PyCon DE & PyData 2025

Duplicate record detection using GenAI techniques to improve data quality
2025-04-23 , Platinum3

Duplicate records can have a negative impact on many areas of a business. Current methods to detect duplicate records use traditional NLP techniques known as “Entity Matching”. An improvement to this traditional method can be achieved by incorporating GenAI techniques that do not entail any calls to OpenAI. Not only does this produce better matches, but it also keeps the data safe, since no information is transferred externally.

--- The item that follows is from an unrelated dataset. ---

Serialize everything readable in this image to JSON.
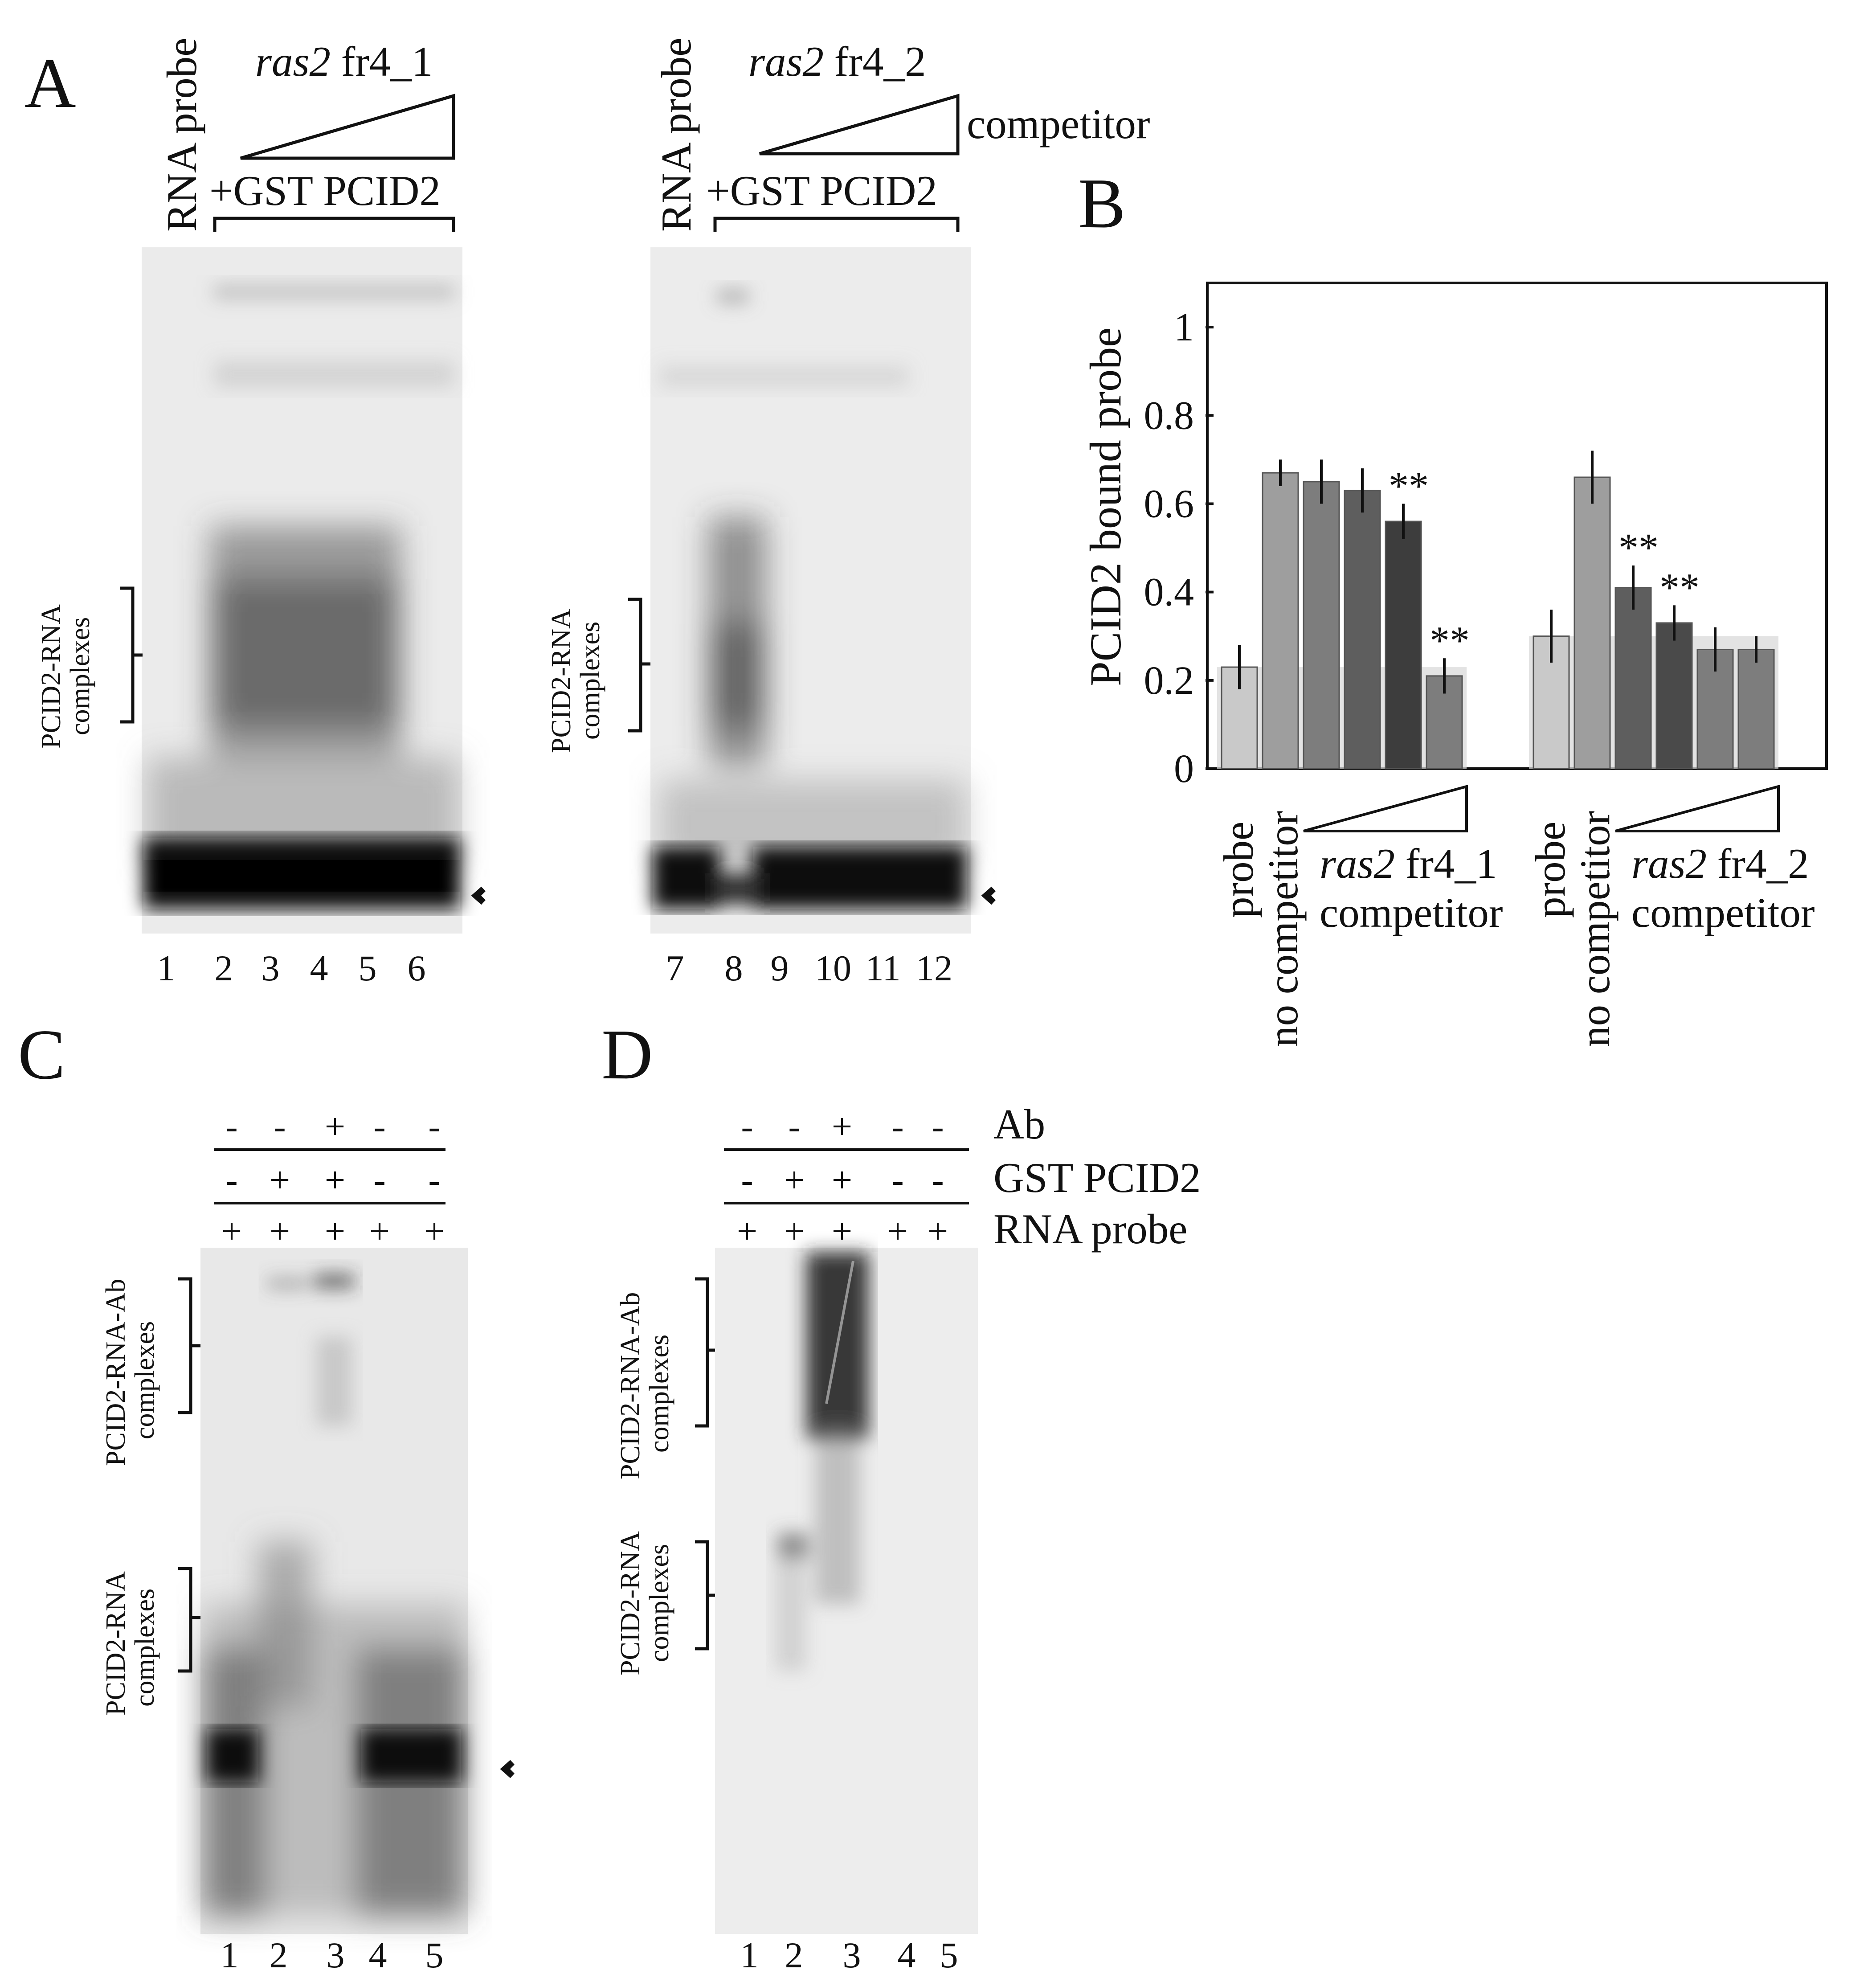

  • A description of the problem of duplicate records and their impact on businesses
  • An overview of the proposed solution
  • How to use GenAI models and techniques to identify potential duplicate records
  • Step 1: identify your columns to match on
  • Step 2: creating embedding vectors for these columns
  • Step 3: creating match clusters
  • Step 4: presenting those cluster to the users who can then choose what to do with the duplicates

Expected audience expertise: Domain:

Intermediate

Expected audience expertise: Python:

Intermediate

Public link to supporting material, e.g. videos, Github, etc.:

https://github.com/ianormy/genai_duplicate_detection_paper

Ian Ormesher is a seasoned full-stack Data Scientist with a robust background in training and deploying AI models in production environments. With a career spanning over four decades, he has honed his skills in Machine Learning, Deep Neural Networks, Reinforcement Learning, and Computer Vision. He is proficient in a wide array of programming languages and data analysis tools with a proven track record of implementing data-oriented solutions in the Cloud.